Regarding the techniques applied, the first studies were based on the application of statistical techniques, while later, have been introduced automatic learning techniques. Other techniques that have begun implementing in recent years - not free of controversy - are the use of compression algorithms. Compression techniques are common within the text strings, encoding the longest at the lowest possible number of bits.
In order to define the author's writing, on the one hand, a number of brands at different linguistic levels (at the token, syntax, based on the wealth of vocabulary, by frequency of occurrence of words, grammar errors, etc) are used along with statistical methods and Machine Learning. On the other hand, the compression algorithms are applied directly on documents, due to their nature, they have the ability to capture for themselves hallmarks of the author's writing from full text, without the need for prior extraction trademark style.
The main objective of this task is to obtain a reductive transformation of source text through content condensation by selection and/or generalisation of what is important in the source. This is not a novel task, since research on Text Summarization began in the late fifties when different techniques, such as word frequency or position in text were analyzed in order to produce automatic summaries by means of a computer with no human intervention. Since then, many different techniques have been developed and used in Text Summarization and different approaches can be found in the literature. However, this task has experienced a great development in recent years, mostly due to the rapid growth of the Internet. Users have to deal with a huge amount of documents in many formats. As a consequence, we need methods and tools to present all information in a clear and concise way, easy to read and to understand, thus allowing users to save time and resources.
The approach adopted in order to produce a summary is one of the main issues of this task. Regarding this, a summary can be an extract (i.e. when a selection of “significant” sentences of a document is performed), or an abstract, when the summary can be a substitute to the original document. At present, abstract generation is a big challenge, and therefore, semantic knowledge, as well as other NLP techniques, such as Textual Entailment, Anaphora Resolution or Information Extraction, are essential to the proper achievement of the task.
All tasks of the NLP are based on certain resources tailored to help its success in varying degrees. These can be collections of examples, ontologies, dictionaries, etc.. which are essential to solve a particular task, depending to the approach selected.

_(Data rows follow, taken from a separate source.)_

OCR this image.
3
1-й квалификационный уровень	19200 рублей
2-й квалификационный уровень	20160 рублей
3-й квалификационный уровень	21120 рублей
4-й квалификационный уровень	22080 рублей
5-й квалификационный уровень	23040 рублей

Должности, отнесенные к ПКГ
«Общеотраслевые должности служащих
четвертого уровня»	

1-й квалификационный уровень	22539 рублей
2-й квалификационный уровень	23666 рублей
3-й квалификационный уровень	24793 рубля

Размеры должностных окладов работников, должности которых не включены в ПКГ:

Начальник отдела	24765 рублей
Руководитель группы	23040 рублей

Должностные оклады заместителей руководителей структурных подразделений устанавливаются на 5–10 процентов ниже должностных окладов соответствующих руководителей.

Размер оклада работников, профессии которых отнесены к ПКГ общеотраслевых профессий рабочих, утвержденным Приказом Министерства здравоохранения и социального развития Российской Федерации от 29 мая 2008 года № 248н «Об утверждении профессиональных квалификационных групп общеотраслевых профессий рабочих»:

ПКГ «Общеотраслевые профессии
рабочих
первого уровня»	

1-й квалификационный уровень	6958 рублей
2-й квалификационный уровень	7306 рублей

Most of the tasks of Natural Language Processing are addressed by Machine Learning methods, for which they need to have a sufficient number of examples listed and not listed. That is why the collected works of very different nature and their subsequent labeling with linguistic information is essential if we want to obtain robust and efficient software tools. The GPLSI has participated in several projects involving the building of parallel corpus syntactically and semantically annotated in Spanish, Catalan and Euskera.
An ontology is a representation of our knowledge of the world; it is more than a dictionary where only are outlined the possible meanings of a word. It is merely a taxonomy in which only few relations between terms are showed. An ontology is a set of interrelated concepts and attempts to systematize and correlate our knowledge, from the most abstract to the most concrete. It is a vital tool for new proposals for sharing information over the Internet as the Semantic Web or Web 2.0, and also for NLP tools as the Question Answering systems.